Mix ups in backline moves, losing your own lineouts and not being able to catch the ball from kickoffs are obvious areas of poor execution that were highlighted by the Fox commentators, but I draw attention to the fact there are too many passes going to the wrong part of the player. By this I mean a player has to slow or pause to catch the ball. Passing in front of the man and near his hands is so basic but it is yet another area where the All Blacks showed us up.
Focus and concentration is needed for every activity a player performs in a game, and these continual even slightly poor passes show the lack of attention to detail that permeated the entire team.
It’s not good enough that you perform 70, 80 or even 90 per cent of tasks to a reasonable standard. You should maintain concentration and be performing your tasks to an impeccable standard almost 100 per cent of the time. For example, if you make a kick through, concentrate and make sure it goes to a place that will be advantageous for your side.
A significant part of it comes from having an aim in the first place, and not just kicking it long out of habit. Difficult yes, impossible no. They are supposedly the best so aim for the best standard.
I hate to say it, but the All Blacks kicks almost always seem to end up in a good spot for them, this is not luck. If you do all this and the opposition still outplays you (such as in Muliaina’s first try) then fair play to them and get up and back into it. The trick is to maintain a high pace and intensity to your play while still executing (it still has to be fast of course), but this is why they practice so much, to make it instinct.
Don’t hesitate, don’t screw up, just do it (good on you Nike). We are clearly not at that instinctive point yet, and the All Blacks clearly are.
3. Lifting intensity in attack means more then running hard. The days are gone when simply charging one off the ruck is going to have much impact. If a team is moving up aggressively and executes the tackle you are just a target, and you will be behind the advantage line.
The Wallabies have a habit of when they need to lift they constantly give it to one of their big forwards to pump up and do a mighty one off charge. This is very admirable and courageous, but winning rugby needs both brains and heart. This tactic, like most attack, will have little impact if done from slow ball. Maybe they are trying to realign the play or suck in defenders, but to get quick ball with your backline on the front foot from the ensuing ruck you need to be going reasonably well forward at the end of the tackle, and to do this you can’t just run straight at the group of forwards.
Some level of deception is required from slow ball. I would suggest pass two wide and have a second rower running straight at the outside backs, ideally with some support. At the least it would drag some forwards away from the ruck. If not that then at least try to put some kind of a play on, and then execute it perfectly (yes perfectly, every time) and see if it works out.
When you do get it, run bloody hard with eyes open and the ball in two hands.
It’s hard to be over critical of the Wallabies.
The fact that two of our three tries had fair elements of luck to them makes you shudder to think what a fair scoreline would have been.

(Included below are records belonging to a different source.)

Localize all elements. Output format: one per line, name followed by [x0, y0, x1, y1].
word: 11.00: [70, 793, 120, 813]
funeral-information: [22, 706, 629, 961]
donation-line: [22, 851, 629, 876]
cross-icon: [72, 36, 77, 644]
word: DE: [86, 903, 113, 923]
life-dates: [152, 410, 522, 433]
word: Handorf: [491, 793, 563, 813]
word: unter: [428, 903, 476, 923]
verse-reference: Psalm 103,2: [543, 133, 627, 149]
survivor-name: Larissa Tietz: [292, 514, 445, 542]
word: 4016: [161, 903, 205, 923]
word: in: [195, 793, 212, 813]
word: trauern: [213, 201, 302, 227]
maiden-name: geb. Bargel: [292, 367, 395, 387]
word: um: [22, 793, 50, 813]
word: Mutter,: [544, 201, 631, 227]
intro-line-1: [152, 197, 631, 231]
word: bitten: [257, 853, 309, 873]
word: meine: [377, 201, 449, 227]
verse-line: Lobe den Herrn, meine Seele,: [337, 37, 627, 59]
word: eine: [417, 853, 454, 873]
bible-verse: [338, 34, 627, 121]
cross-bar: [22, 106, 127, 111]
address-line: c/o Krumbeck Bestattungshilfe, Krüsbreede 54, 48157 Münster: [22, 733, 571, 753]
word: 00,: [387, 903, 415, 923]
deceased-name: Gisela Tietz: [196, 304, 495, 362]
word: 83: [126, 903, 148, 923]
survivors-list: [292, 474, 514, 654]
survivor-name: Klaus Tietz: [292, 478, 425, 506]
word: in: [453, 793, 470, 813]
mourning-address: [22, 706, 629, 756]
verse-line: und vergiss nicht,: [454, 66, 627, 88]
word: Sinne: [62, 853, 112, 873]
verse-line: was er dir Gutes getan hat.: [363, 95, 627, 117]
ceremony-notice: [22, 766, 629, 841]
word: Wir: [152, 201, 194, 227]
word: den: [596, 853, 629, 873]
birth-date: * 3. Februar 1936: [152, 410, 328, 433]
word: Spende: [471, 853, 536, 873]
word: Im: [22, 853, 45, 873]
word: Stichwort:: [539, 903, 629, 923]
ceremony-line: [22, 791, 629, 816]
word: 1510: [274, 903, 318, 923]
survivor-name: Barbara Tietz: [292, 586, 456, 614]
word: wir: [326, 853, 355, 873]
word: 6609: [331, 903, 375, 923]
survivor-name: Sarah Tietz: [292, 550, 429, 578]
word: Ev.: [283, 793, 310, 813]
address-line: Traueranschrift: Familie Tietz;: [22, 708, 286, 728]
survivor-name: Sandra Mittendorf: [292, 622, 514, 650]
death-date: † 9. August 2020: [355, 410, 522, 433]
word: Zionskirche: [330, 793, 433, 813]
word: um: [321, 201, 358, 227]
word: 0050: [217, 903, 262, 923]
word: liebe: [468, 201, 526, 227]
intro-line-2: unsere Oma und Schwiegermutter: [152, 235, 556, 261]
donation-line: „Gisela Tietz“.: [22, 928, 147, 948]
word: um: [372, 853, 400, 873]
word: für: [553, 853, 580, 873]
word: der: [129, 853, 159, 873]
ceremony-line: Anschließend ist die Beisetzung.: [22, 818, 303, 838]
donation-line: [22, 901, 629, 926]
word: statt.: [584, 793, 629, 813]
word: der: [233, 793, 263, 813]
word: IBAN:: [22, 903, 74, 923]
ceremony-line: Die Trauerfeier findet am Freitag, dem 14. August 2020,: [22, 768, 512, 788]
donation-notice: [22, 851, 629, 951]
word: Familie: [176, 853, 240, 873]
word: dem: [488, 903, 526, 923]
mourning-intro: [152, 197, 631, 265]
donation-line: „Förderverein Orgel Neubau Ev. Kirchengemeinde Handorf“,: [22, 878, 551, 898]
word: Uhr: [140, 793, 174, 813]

We can’t be counting on charge downs and bounce passes to provide us with game winning amounts of points going forward (thank you Julia).
The Wallabies need to realise that they are getting paid big time money and they therefore need to start putting in big time performances. Being very good just isn’t good enough at this level.

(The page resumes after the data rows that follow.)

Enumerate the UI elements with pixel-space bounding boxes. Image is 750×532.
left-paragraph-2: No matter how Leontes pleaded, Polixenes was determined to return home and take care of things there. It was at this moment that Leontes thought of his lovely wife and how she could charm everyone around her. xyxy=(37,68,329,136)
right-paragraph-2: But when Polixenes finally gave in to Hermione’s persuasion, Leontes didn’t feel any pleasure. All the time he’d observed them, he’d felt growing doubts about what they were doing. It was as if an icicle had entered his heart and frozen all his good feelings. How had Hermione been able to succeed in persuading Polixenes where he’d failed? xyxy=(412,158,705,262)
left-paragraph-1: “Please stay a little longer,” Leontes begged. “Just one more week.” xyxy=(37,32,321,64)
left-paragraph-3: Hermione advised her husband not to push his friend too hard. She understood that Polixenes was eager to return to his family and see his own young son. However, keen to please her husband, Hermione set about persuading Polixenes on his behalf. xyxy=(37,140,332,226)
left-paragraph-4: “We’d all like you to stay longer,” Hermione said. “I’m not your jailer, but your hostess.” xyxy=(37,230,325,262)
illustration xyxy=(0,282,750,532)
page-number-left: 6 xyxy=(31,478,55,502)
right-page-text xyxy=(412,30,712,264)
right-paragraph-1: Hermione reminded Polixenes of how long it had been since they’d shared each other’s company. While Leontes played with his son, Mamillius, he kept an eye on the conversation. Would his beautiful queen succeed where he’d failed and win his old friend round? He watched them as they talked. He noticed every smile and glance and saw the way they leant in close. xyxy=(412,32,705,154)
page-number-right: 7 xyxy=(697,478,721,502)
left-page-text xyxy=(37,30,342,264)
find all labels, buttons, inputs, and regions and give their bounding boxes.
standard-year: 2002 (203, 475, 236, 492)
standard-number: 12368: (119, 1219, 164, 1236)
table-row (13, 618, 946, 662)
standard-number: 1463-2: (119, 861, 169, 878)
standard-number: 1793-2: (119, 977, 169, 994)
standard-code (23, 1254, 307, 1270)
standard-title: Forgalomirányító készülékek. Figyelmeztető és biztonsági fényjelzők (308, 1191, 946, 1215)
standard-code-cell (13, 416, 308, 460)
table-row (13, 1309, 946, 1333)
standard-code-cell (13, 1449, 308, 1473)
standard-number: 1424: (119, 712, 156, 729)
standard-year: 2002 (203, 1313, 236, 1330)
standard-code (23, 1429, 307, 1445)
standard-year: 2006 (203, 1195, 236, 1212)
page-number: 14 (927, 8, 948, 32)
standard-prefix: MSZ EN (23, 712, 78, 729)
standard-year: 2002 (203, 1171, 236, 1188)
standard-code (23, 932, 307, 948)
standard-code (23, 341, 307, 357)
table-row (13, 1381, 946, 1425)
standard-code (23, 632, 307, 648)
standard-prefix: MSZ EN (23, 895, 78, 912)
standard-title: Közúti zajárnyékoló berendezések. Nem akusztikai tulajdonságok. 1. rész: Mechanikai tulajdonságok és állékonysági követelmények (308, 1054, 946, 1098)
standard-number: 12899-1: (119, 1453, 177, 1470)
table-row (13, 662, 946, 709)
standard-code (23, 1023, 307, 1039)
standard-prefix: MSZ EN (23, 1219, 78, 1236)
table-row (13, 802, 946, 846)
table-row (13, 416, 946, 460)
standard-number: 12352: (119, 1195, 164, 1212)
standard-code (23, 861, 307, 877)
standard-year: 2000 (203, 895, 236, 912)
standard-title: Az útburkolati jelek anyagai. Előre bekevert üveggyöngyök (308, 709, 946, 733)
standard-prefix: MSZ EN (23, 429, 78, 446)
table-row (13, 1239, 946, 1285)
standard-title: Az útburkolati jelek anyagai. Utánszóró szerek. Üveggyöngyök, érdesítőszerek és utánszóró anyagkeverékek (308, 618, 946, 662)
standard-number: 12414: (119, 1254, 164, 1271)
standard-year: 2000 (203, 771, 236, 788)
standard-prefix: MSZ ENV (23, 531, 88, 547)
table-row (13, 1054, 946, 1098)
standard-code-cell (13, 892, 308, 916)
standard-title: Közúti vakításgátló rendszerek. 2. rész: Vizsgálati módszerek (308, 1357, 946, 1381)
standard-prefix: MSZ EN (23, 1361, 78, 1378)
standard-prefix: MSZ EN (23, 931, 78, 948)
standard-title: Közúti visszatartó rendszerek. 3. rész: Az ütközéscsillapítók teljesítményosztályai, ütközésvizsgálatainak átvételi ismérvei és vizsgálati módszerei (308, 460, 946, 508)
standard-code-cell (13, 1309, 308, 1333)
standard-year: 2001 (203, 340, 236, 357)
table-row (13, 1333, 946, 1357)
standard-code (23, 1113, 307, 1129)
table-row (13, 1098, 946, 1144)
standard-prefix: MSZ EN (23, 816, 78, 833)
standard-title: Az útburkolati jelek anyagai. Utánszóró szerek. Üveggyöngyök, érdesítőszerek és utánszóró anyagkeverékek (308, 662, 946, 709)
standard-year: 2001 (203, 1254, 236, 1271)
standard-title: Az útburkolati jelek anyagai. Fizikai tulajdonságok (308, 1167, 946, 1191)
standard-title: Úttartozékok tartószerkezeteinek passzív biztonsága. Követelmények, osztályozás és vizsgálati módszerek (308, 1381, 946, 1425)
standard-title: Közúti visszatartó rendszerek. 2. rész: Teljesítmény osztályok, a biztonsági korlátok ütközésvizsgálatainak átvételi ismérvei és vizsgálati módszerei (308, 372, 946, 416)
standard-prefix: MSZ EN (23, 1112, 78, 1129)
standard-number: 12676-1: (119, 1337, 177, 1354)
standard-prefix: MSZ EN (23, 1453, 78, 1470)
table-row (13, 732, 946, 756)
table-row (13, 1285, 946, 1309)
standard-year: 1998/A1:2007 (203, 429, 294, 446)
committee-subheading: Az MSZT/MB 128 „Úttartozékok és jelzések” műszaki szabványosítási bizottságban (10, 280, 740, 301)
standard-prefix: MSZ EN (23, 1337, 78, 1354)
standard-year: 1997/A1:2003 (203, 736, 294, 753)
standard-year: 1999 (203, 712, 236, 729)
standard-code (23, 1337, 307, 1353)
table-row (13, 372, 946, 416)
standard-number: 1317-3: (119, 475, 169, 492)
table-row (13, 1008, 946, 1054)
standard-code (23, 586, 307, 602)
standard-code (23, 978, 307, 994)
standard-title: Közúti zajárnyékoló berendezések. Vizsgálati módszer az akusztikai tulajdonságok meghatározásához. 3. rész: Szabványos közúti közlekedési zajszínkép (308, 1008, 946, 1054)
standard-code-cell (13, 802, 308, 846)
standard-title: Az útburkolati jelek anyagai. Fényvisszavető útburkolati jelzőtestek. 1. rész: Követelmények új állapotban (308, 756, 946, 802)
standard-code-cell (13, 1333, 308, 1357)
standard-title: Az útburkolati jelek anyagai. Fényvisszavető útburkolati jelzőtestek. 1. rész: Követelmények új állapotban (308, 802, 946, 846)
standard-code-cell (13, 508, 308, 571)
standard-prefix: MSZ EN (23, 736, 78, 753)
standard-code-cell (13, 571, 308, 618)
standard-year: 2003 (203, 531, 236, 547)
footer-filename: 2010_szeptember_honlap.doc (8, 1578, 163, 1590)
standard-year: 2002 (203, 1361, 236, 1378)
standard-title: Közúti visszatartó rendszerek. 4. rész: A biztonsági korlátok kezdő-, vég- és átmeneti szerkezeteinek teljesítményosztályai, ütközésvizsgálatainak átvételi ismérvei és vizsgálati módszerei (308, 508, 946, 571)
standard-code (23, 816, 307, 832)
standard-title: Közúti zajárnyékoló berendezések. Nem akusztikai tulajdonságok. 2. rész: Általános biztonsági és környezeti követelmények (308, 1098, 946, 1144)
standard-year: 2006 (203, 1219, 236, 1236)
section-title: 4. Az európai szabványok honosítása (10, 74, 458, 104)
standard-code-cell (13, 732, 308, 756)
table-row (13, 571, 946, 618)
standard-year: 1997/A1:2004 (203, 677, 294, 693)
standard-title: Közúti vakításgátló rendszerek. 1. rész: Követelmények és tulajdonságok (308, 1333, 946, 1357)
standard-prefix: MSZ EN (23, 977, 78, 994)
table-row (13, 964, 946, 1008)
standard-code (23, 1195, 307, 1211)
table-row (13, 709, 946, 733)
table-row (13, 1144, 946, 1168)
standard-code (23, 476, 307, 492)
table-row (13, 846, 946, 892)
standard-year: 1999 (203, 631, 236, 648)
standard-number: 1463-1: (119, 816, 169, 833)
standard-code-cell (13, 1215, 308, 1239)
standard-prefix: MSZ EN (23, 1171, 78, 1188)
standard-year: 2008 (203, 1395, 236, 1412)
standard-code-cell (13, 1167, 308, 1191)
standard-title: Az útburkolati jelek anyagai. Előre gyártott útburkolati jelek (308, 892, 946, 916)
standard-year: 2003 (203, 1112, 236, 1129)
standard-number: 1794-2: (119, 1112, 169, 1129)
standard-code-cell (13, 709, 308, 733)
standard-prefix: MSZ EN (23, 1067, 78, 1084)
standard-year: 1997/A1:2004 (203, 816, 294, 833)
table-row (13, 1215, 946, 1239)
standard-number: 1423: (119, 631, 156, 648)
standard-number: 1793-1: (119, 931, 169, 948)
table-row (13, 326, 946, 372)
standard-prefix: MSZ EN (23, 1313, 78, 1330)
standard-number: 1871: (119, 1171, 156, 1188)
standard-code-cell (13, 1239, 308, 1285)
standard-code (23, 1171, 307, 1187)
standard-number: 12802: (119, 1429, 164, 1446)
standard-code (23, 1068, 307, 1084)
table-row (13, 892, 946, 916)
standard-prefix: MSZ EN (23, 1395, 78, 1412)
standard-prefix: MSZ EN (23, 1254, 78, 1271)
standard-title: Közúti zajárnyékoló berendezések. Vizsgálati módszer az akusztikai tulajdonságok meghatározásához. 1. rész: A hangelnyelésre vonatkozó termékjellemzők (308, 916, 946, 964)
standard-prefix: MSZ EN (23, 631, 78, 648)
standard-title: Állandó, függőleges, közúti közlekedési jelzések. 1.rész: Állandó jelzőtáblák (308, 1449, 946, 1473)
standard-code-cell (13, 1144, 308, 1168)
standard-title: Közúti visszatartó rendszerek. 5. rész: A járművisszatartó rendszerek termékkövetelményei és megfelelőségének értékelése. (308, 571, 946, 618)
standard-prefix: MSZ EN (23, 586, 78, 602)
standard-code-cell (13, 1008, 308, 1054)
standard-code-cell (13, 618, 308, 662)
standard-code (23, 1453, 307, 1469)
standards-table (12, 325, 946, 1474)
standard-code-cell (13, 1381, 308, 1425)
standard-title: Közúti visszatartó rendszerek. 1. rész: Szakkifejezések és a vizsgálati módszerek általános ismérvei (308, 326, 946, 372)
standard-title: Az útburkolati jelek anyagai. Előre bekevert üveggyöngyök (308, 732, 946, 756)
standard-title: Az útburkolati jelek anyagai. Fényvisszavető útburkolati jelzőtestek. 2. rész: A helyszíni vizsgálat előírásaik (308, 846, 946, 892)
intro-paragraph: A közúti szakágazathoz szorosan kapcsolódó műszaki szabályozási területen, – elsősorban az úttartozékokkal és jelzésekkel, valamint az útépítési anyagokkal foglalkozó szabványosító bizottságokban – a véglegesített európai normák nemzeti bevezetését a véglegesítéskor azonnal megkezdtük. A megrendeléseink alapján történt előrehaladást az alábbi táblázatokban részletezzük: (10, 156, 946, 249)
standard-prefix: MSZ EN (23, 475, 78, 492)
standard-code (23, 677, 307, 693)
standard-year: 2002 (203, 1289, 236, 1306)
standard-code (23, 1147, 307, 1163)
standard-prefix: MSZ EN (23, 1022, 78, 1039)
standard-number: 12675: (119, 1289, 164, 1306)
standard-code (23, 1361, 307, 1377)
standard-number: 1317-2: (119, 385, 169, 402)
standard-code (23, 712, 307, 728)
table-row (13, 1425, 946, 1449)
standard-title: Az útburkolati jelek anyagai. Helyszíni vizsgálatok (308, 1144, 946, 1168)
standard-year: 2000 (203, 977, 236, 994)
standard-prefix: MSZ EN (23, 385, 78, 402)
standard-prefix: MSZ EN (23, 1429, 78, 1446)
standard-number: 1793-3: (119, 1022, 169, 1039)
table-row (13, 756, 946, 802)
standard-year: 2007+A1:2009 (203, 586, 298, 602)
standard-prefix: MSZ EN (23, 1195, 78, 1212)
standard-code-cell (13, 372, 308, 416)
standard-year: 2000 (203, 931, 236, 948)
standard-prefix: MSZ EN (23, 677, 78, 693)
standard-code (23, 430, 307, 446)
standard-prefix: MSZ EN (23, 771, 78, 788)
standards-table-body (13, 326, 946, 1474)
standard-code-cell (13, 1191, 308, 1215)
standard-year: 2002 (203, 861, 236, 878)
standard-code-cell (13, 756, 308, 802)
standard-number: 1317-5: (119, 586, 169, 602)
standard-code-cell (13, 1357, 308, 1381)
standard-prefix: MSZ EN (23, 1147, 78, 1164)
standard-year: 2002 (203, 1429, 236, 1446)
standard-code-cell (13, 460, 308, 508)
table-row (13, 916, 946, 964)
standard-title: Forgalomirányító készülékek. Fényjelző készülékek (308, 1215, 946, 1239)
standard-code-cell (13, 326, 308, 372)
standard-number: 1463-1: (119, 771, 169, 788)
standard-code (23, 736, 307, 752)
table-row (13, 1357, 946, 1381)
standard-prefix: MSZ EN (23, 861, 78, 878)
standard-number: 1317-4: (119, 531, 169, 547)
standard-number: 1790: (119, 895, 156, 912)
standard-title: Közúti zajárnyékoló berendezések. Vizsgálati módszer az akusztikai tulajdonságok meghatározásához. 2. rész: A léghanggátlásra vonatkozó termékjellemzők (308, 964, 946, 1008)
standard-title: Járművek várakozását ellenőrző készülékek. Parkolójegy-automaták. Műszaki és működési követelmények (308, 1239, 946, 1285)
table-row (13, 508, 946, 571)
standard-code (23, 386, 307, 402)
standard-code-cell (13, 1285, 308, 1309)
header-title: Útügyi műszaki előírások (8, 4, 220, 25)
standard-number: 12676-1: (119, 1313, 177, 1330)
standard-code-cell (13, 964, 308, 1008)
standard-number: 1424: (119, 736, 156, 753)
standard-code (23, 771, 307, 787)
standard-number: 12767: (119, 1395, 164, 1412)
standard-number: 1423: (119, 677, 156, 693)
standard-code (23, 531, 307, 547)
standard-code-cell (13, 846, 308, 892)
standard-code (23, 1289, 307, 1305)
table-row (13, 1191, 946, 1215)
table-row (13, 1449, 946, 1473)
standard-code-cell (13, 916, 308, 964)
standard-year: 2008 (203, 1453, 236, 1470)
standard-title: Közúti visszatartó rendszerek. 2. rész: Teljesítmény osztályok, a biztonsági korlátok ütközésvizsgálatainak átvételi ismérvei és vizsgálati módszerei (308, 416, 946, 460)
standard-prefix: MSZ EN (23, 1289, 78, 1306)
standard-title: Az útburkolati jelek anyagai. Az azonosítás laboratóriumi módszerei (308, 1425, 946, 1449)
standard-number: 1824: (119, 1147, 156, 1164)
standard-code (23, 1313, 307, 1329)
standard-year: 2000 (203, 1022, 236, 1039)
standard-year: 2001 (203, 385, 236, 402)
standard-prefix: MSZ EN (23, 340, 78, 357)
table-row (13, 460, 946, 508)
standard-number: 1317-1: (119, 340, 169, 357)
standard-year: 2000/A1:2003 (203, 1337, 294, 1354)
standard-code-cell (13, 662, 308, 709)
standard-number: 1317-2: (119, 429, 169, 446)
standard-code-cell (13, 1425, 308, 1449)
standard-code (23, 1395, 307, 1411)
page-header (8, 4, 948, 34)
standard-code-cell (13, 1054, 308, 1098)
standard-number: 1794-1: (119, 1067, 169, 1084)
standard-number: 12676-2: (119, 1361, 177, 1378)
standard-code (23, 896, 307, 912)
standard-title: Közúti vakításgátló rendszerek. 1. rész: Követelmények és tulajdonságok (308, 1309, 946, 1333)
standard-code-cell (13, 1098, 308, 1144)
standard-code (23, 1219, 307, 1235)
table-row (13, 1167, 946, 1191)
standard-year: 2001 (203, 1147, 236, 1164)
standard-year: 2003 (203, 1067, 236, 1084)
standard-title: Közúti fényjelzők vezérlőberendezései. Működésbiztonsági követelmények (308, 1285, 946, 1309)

They are the elite of Australian rugby talent and the time is long overdue when they get their heads in check and start thinking like the elite professional sportsmen they claim to be.
The bar of acceptability needs to be set much higher for pretty much everyone involved. This does not mean going into your shell though. High-risk tactics still need to be employed to break down international defences, but at this level even these high risk plays should be executed without error.
That’s what being elite is all about.